I can query st_blocks again and again within several seconds, I still get
129072. If I either wait some time (a half minute or so), or I issue the
"sync" command, the number of blocks allocated increases to 129152, and at
the same time the ctime value of the inode is updated to the current time.
No other properties of the inode is modified, not even mtime, which yet
again proves that there's no userspace process modifying this file.

So to summarize: when the file is physically written to disk by some
background kernel activity, its st_blocks and st_ctime values change. This
in turn causes tar to go mad (if syncing the file happens to occur right
when tar is processing it). tar doesn't expect this situation.

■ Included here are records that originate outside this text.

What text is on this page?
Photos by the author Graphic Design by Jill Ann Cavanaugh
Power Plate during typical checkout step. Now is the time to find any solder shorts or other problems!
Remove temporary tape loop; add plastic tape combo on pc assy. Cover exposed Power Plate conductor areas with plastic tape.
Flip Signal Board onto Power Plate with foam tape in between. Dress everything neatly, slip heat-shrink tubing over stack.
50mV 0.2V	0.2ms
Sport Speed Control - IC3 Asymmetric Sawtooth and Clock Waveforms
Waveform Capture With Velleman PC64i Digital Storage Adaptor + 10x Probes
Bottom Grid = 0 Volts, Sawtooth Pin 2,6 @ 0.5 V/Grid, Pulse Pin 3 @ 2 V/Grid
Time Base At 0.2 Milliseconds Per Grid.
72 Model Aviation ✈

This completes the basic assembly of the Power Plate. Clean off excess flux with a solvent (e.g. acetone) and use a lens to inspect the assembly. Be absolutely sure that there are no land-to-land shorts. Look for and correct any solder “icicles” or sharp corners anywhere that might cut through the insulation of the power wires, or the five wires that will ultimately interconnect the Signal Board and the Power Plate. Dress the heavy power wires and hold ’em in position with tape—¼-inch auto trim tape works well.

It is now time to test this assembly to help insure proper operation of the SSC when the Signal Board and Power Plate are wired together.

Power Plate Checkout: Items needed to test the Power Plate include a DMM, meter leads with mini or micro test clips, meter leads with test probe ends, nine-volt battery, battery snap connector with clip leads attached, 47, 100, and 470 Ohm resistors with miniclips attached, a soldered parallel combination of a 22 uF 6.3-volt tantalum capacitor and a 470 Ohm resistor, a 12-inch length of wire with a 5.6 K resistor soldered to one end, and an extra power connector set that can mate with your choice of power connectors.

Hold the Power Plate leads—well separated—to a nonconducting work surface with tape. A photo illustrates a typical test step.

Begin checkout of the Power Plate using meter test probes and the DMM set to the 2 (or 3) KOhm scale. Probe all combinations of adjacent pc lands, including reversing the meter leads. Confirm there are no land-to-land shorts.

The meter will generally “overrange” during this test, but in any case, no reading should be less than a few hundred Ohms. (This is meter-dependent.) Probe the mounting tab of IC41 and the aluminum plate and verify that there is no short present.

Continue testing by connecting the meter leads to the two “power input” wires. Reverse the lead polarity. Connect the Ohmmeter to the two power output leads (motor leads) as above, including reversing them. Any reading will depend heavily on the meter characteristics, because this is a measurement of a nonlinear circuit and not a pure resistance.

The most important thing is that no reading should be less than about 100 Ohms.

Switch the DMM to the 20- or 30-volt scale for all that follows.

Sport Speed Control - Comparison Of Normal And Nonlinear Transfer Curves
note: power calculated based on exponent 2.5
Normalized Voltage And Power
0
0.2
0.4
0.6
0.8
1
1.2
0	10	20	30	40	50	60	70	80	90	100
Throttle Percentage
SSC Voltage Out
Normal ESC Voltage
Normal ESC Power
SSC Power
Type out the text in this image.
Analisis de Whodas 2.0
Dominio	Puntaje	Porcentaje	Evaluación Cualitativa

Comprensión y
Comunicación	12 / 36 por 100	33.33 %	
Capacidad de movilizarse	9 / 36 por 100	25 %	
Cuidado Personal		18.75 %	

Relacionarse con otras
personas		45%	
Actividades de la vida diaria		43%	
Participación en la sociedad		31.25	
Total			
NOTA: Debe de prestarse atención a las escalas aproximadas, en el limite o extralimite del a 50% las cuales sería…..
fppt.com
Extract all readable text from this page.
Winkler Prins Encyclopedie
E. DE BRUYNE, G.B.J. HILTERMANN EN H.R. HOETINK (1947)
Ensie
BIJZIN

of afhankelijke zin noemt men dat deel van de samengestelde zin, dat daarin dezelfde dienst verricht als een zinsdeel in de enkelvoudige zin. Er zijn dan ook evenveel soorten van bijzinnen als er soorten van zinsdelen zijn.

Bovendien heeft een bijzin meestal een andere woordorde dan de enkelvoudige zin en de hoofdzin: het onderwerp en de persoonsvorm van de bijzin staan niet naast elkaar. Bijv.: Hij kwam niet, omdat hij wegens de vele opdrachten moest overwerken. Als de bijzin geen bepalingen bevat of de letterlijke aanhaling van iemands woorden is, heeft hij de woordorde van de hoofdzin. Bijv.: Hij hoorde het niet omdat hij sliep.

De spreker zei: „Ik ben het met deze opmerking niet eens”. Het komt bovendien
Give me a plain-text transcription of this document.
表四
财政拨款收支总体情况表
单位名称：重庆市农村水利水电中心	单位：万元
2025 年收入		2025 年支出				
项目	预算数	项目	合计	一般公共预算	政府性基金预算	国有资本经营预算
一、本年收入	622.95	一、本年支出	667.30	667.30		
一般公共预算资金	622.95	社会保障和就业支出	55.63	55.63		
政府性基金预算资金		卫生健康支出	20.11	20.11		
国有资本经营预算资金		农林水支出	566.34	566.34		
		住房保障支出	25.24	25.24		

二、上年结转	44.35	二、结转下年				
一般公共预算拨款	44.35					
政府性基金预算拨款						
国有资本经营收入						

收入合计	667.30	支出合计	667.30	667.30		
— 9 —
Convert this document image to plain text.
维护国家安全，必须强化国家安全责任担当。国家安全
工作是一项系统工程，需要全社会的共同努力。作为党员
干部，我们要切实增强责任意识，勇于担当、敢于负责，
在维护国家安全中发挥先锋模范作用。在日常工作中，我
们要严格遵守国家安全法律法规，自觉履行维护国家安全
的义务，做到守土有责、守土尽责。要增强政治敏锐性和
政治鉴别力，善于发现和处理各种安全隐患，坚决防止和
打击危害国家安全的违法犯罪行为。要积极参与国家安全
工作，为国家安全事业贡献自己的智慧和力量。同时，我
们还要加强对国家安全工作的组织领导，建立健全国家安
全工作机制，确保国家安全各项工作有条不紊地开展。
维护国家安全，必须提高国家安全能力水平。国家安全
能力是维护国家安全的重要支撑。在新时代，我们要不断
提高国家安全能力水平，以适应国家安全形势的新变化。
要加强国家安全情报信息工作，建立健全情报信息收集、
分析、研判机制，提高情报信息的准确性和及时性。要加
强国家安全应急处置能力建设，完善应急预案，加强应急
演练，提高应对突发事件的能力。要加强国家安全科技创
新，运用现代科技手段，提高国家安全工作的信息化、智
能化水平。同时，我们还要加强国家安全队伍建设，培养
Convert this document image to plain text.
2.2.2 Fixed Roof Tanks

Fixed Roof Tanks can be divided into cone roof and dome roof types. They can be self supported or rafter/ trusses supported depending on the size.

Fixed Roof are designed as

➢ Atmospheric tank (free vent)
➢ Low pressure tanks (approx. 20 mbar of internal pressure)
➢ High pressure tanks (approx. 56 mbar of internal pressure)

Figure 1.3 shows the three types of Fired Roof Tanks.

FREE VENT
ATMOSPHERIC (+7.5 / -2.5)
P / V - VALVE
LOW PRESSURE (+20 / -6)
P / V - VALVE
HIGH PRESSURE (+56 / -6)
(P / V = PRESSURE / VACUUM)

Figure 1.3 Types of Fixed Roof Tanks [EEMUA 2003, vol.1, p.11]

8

I wouldn't
expect it either if I were tar :-)

Is this a normal behavior (feature) or a bug? This sounds like a bug to me:
IMHO st_blocks and st_ctime shouldn't change when no userspace process
modifies the file.

Could this be somehow related to sparse files? I have a feeling that there
are some holes in locale-archive that are not written by any localedef
invocations. However, two copies created by "cp --sparse=always" and "cp
--sparse=never" both occupy 129152 blocks according to stat, which suggests
that there are no holes in the final file. Maybe the kernel is working with
smaller blocksize in memory than the file system, and thinks that some
blocks won't need to be written to disk, and then when it comes to actually
write them then it notices that they all have to be written? Just a stupid
idea...

I have ext3 with 4096-byte blocks. Currently the running kernel is 2.6.21,
glibc 2.6.1 and tar 1.18 are involved, but we also faced this bug a long
time ago, when we used to have kernel 2.4.24, glibc 2.3.2 and tar 1.13.25.